Cinque persone sono morte dopo che una fabbrica di abbigliamento è stata messa in fuoco da rapinatori nella vicina capitale di Santiago del Cile nell'ondata di proteste violente. I militari e la polizia hanno usato gas lacrimogeni e cannoni d'acqua per i manifestanti, fino a quando le ore di polizia sono state dispiegate nelle grandi città. Lo stato di emergenza [...]
I militari e la polizia hanno usato gas lacrimogeni e cannoni d'acqua per i manifestanti, fino a quando le ore di polizia sono state dispiegate nelle grandi città.
Lo stato di emergenza già dichiarato a Santiago sarà esteso alle città a nord e a sud del paese, trasmettendo il Clan del Kosovo.

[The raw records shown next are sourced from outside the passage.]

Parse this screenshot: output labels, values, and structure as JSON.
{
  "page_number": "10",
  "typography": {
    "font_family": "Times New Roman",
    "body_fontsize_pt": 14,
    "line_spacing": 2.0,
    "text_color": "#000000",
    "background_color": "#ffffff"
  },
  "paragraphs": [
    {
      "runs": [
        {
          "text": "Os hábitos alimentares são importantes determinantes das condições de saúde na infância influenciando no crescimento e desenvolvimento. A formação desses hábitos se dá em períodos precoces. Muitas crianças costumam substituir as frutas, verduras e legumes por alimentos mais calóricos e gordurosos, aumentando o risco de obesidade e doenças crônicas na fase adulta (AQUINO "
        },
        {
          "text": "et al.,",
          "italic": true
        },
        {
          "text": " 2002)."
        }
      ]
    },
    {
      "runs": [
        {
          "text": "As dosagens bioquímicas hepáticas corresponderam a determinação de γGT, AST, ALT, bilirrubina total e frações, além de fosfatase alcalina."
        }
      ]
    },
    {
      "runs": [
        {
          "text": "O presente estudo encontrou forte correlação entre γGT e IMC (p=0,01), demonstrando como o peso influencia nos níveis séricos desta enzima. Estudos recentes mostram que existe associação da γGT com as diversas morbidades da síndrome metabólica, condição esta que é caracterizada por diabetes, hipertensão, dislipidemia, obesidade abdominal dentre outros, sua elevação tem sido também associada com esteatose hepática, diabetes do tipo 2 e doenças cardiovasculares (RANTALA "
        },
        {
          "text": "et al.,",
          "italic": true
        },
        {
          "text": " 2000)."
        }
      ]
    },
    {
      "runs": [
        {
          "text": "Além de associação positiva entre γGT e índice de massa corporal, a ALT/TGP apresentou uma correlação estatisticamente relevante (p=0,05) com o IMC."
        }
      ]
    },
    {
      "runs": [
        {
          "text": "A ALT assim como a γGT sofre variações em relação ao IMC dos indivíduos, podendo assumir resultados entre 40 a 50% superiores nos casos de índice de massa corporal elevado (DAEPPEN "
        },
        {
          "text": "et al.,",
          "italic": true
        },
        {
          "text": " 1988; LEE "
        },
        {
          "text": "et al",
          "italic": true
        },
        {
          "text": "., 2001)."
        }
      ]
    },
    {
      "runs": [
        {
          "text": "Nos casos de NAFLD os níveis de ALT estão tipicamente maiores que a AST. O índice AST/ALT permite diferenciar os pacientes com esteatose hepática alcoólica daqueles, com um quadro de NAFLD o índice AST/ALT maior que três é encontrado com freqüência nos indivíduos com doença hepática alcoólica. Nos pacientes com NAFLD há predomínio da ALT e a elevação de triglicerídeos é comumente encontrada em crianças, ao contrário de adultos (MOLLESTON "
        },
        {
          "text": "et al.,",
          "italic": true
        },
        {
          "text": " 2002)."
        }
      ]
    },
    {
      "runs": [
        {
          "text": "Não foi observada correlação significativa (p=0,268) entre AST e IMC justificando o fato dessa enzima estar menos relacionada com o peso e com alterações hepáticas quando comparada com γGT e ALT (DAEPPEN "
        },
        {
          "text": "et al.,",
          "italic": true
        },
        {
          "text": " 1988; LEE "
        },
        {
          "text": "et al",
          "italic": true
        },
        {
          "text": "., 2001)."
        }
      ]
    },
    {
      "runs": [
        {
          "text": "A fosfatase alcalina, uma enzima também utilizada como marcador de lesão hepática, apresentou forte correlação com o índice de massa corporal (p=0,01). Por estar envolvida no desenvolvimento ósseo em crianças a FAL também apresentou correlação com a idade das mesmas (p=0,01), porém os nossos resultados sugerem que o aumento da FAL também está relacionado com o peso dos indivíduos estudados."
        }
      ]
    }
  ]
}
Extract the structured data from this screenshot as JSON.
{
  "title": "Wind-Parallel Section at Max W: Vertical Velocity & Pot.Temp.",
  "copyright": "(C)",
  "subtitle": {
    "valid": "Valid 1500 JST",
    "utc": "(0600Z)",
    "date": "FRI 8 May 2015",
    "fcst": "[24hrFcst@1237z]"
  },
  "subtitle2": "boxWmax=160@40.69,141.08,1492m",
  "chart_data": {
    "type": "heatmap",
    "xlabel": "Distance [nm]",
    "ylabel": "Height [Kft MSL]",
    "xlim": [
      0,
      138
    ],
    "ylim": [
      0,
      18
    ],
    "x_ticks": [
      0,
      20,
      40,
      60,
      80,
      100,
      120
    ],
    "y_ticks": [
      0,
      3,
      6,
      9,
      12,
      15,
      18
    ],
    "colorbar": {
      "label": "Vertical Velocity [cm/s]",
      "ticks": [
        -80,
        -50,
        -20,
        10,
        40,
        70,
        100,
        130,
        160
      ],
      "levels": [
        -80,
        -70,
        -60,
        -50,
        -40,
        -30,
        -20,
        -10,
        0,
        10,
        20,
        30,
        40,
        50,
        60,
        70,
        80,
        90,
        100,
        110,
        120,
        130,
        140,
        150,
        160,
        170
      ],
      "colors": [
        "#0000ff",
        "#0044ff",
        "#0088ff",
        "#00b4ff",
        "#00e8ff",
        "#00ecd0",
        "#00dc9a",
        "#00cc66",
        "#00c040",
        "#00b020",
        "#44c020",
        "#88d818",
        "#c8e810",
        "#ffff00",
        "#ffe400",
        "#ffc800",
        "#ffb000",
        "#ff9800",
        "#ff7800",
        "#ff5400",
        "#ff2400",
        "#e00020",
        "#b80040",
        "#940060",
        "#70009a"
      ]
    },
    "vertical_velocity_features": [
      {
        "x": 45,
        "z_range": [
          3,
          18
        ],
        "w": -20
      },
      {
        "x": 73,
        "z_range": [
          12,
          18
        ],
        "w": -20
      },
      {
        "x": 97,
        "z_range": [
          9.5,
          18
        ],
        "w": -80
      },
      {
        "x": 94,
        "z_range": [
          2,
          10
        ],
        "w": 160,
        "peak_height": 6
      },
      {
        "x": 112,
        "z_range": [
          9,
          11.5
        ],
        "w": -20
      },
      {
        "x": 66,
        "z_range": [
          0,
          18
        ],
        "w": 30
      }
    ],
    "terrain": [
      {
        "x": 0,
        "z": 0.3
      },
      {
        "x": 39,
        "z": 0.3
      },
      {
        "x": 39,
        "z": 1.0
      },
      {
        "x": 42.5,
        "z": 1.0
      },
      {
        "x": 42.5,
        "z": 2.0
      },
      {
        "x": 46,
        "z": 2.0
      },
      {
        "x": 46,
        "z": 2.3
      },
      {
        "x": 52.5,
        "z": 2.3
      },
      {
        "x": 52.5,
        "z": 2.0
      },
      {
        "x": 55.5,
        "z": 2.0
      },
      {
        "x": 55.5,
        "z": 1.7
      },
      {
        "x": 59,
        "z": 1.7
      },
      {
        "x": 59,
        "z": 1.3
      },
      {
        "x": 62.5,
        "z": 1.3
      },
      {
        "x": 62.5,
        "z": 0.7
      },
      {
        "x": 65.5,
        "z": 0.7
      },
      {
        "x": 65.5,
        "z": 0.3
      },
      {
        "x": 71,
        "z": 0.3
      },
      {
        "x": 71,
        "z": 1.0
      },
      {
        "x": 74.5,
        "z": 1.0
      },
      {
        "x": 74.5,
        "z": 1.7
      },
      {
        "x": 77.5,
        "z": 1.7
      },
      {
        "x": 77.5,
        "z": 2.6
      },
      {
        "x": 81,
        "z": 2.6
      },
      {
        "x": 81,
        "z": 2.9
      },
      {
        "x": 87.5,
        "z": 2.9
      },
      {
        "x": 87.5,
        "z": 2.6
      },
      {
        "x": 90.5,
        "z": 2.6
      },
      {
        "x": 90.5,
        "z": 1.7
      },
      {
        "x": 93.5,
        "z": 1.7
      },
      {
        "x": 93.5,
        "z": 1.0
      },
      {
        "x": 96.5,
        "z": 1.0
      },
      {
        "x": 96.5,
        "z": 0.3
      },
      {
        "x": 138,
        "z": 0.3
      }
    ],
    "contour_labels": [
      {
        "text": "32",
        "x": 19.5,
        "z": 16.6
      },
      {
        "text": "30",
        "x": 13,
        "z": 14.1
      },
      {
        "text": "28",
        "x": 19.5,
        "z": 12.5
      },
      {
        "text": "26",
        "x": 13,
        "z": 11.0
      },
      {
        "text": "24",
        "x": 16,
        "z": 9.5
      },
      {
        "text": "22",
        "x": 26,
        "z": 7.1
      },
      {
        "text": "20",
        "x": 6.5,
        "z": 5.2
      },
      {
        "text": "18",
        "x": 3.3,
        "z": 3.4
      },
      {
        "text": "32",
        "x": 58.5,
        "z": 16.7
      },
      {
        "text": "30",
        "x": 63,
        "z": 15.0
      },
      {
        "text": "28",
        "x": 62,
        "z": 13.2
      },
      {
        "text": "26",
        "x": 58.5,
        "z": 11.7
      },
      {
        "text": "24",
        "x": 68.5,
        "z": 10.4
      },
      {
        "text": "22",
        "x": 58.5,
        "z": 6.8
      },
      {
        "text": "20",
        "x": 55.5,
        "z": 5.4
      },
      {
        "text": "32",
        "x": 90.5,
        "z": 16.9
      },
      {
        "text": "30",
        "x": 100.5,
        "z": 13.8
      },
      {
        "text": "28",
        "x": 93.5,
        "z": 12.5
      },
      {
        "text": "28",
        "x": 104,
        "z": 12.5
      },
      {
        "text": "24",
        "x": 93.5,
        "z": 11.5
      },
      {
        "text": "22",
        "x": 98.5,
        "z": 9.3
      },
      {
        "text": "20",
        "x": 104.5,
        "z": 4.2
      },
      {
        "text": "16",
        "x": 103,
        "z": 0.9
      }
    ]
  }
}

Le rivolte, guidate dall'aumento già sospeso delle tariffe della metropolitana, si sono deteriorate riflettendo la rabbia sul costo della vita e della disuguaglianza.
In tarda serata, il presidente Sebastián Piñera è stato dichiarato nei media.
“Siamo in guerra contro un potente nemico che è disposto ad usare la violenza senza un limite di assunzione.